Time will tell though and there’s a huge risk if you believe the plaintiff’s $2b claim has any merit. I think it’s notable that while DDI updated the bottom of their expected expense range for the case, the high end estimate remained at $201.5m. If we assume the high end cost for DDI then in addition to the $71.5m set aside they’d need to use $130m in cash to cover the expense. This would leave total equity value at $713.056m and would still leave the company trading below book value at a P/B of 0.69x.

Summary

While headline results of the recent quarter were bad, I believe the news overall was not nearly as bad as it seems and the company remains undervalued at today’s prices. With the company booking an expense related to the Benson case this quarter and continued negotiations scheduled for August 26th I think it’s plausible that the case may be coming to settlement soon. Additionally, management has made a move to free up around $50m on their balance sheet for something that is not clear just yet though is not without purpose. It could be that they are seeking to do a repurchase given low valuation of shares, it could also be that they have an acquisition target in mind. Either would serve as a catalyst for the name.

I maintain that fair value is likely around $18.00 suggesting an 82% margin of safety. A base level rerating for a profitable company to P/B of 1x would imply a 72% return.

Risks

  • Even with a $71.5m pre-booked as an expense for pending Benson litigation there’s still the risk that the payout could be higher than that.
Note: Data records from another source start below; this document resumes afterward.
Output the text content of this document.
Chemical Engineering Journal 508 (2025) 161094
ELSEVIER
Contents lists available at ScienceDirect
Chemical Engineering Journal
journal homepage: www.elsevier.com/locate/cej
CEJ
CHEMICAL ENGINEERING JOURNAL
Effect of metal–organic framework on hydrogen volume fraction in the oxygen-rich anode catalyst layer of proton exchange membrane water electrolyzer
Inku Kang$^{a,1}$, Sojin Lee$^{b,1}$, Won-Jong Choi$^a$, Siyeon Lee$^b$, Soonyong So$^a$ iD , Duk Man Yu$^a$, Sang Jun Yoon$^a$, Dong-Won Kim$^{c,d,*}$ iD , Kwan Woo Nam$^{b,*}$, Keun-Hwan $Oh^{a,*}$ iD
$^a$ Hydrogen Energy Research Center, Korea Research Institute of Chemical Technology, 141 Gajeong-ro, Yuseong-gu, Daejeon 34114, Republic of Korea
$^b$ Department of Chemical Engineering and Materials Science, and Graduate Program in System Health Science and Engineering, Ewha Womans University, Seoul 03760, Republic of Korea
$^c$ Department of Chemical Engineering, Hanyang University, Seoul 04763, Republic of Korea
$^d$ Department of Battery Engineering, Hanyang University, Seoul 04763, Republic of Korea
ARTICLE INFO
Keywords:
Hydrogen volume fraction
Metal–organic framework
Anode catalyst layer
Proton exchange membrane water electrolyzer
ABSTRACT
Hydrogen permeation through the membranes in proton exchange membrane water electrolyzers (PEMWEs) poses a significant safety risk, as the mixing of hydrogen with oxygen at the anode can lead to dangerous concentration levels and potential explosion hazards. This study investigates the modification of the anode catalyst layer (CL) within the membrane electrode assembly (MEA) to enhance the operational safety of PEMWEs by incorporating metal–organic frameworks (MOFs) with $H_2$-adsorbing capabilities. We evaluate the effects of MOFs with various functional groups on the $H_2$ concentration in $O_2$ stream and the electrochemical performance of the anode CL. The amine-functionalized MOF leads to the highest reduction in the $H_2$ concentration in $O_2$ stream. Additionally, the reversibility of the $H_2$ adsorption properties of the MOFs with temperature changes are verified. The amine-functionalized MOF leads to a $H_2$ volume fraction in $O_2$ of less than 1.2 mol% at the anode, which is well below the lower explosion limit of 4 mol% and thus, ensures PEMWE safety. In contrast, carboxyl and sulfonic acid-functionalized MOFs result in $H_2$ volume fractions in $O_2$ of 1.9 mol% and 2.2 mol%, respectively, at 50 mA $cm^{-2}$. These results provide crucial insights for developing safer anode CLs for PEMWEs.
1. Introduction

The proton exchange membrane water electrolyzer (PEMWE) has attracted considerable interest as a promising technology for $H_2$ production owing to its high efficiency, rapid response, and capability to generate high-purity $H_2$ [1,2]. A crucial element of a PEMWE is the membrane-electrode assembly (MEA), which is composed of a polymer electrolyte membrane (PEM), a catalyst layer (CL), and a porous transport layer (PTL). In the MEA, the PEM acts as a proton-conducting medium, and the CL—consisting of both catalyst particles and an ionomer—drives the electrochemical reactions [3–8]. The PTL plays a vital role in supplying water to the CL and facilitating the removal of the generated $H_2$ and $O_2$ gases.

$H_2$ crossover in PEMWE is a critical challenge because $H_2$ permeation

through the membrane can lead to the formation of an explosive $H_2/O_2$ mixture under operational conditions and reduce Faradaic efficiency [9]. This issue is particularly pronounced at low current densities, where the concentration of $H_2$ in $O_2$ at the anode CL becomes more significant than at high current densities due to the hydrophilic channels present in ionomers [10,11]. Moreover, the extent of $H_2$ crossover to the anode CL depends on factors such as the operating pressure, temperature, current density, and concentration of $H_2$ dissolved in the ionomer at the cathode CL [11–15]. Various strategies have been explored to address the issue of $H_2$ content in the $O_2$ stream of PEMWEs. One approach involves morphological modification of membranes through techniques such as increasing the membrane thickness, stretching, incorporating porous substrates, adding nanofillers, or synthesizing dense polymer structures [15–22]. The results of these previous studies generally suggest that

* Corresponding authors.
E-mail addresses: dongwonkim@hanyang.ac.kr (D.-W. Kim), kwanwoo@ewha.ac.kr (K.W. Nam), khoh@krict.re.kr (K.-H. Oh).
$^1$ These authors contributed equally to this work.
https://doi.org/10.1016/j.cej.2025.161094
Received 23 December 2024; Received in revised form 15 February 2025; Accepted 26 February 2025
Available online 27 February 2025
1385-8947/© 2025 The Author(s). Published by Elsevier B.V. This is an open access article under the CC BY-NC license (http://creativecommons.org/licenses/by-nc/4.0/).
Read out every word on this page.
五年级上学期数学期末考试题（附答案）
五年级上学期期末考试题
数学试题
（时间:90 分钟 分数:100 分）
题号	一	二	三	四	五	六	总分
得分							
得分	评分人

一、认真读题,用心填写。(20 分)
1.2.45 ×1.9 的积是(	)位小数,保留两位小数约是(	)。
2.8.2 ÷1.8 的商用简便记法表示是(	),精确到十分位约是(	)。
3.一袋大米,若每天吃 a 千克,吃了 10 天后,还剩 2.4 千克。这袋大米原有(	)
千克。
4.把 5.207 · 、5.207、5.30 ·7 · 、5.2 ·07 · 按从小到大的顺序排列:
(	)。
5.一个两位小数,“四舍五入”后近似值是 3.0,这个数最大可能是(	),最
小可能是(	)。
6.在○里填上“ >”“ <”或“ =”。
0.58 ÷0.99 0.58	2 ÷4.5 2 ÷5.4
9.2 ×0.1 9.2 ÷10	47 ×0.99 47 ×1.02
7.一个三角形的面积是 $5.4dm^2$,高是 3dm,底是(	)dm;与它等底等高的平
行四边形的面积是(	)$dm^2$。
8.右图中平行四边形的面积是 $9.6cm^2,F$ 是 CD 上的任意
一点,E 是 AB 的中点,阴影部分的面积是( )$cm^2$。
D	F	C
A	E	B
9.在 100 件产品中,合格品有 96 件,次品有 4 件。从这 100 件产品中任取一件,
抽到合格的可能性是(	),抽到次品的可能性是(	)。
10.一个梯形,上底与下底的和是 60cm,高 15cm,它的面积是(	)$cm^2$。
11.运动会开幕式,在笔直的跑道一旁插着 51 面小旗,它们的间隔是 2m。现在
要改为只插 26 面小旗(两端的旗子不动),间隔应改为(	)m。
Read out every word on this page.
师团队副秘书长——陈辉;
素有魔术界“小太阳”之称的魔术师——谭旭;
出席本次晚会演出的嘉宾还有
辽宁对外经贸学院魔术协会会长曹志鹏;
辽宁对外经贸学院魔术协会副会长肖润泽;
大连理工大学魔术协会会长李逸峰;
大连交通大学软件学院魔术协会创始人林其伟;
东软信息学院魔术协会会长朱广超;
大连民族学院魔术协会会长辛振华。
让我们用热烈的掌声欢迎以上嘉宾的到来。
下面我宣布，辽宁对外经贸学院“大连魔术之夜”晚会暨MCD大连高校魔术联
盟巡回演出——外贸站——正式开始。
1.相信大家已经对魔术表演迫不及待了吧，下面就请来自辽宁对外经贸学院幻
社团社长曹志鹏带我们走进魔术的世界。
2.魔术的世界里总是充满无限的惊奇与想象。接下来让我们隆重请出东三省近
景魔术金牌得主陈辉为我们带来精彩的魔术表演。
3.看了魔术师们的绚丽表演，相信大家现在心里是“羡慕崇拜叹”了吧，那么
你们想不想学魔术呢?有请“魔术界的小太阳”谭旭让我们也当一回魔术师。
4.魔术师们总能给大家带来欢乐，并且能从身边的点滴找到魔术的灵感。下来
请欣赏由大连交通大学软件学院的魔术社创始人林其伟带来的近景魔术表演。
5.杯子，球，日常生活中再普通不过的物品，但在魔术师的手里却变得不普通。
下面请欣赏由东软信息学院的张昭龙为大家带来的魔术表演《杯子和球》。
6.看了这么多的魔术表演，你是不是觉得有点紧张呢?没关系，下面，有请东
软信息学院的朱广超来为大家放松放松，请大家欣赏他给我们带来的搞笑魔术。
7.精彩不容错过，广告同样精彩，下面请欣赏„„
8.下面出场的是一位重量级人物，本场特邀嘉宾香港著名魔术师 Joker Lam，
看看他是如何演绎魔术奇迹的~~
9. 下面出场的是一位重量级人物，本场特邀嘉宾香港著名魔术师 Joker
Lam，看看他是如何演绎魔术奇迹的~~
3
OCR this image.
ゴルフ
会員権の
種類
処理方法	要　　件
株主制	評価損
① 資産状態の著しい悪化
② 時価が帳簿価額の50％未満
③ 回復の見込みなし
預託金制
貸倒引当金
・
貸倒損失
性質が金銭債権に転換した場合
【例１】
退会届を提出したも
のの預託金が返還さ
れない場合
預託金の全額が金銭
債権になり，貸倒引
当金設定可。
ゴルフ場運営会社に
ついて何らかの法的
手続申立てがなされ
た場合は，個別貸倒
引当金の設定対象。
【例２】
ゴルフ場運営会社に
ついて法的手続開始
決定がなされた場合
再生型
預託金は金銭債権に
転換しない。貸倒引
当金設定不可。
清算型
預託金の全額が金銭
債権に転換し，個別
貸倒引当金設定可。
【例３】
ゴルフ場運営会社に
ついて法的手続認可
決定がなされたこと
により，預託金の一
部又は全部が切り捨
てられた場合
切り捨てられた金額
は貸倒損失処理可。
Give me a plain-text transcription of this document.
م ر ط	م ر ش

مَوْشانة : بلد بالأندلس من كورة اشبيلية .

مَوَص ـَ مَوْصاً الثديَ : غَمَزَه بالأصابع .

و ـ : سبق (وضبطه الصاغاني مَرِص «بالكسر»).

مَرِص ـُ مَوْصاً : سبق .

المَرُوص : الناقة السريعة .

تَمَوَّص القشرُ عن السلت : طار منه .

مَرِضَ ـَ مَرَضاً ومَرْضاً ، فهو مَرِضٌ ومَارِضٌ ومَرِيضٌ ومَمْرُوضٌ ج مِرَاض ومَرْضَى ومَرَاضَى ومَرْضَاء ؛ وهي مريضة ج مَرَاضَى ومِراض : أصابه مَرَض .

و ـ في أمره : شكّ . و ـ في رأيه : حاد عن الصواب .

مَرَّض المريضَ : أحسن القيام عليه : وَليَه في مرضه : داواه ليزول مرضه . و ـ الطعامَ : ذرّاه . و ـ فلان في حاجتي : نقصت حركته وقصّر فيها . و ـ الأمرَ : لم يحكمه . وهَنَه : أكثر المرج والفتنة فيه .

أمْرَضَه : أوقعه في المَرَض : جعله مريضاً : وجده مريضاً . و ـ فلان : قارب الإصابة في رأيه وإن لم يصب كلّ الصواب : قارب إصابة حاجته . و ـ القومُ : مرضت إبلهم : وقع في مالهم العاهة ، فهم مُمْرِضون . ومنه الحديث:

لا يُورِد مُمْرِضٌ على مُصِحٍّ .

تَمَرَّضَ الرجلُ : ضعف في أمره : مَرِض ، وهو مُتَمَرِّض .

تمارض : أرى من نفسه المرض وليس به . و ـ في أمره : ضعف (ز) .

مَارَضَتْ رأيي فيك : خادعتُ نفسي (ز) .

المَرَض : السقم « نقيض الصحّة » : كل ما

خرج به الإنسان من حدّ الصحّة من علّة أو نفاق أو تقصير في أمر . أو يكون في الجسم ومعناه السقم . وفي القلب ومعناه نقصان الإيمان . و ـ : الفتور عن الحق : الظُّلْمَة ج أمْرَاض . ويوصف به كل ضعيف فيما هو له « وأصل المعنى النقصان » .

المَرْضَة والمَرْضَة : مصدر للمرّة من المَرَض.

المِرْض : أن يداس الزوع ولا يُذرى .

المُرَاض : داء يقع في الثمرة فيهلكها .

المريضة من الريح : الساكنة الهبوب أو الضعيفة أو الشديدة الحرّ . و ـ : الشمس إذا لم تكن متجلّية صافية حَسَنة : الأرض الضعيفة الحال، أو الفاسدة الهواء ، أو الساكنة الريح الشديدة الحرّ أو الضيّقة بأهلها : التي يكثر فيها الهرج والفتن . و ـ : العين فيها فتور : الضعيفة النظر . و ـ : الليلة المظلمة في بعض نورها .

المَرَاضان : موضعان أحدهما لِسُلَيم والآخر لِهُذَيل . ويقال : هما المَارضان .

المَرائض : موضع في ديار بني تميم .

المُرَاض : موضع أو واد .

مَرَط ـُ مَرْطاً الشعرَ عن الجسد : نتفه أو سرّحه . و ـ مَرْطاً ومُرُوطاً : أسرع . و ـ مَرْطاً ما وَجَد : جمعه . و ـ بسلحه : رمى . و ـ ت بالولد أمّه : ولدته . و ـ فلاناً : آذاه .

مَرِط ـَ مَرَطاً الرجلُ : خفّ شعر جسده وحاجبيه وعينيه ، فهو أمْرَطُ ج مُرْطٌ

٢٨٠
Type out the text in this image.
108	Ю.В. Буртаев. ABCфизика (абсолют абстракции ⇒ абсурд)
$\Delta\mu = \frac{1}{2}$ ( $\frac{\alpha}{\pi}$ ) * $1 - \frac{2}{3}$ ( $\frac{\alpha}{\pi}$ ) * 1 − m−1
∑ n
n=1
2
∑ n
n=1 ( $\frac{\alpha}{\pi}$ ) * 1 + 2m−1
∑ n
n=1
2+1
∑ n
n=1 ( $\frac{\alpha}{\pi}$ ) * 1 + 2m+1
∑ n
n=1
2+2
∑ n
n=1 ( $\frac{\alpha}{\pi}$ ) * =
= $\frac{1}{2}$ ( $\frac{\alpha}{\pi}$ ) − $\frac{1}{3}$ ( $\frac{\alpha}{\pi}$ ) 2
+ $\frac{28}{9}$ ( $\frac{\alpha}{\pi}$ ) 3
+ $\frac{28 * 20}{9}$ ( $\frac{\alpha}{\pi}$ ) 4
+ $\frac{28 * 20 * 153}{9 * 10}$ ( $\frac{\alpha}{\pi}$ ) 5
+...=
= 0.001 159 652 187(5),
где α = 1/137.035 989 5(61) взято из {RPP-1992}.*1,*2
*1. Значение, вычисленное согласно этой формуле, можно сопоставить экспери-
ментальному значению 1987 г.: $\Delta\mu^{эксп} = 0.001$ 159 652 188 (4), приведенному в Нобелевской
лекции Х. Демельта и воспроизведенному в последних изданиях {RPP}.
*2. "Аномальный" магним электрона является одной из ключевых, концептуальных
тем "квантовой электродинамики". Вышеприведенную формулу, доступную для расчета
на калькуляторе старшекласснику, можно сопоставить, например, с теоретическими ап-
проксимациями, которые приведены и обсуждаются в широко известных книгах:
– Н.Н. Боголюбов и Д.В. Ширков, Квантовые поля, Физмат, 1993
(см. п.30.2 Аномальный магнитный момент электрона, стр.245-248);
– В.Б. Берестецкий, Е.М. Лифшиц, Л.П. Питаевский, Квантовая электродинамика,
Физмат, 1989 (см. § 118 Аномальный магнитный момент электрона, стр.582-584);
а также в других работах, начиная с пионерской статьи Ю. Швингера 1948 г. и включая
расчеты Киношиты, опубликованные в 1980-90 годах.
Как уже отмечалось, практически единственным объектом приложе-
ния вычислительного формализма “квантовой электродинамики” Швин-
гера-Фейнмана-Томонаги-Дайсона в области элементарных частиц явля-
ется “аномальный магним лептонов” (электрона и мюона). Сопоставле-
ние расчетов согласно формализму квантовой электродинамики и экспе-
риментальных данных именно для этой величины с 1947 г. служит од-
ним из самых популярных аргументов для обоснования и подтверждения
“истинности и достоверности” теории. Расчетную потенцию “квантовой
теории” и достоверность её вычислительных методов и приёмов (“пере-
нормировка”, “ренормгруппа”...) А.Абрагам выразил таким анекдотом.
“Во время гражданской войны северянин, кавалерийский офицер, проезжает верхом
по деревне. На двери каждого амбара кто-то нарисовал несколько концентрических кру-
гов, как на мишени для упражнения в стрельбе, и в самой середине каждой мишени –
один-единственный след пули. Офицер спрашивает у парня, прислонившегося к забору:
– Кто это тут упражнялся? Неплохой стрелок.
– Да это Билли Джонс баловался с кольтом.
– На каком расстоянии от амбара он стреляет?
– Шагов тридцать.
Plaintiff’s say $2b, DDI maintains an upper estimate of $201.5m.

  • The large cash position may be used in an M&A transaction which actually destroys value. Details of any transaction should be monitored.

  • Revenue is highly concentrated in DoubleDown Casino. Any impact to the performance of this game would be materially significant to the thesis.

  • 95% of shares are held by insiders and related parties. As a controlled company, this may represent risk depending on your opinion of the majority owners.

  • I estimate only 5% or 2.18m shares available for trading. Given a 30-day average volume of 11,400 shares a day there’s potential for illiquidity risk.

  • Geopolitical risk given that DDI is based in Seoul, Korea. Increased tensions in the Pacific region could impact the stock price and the company.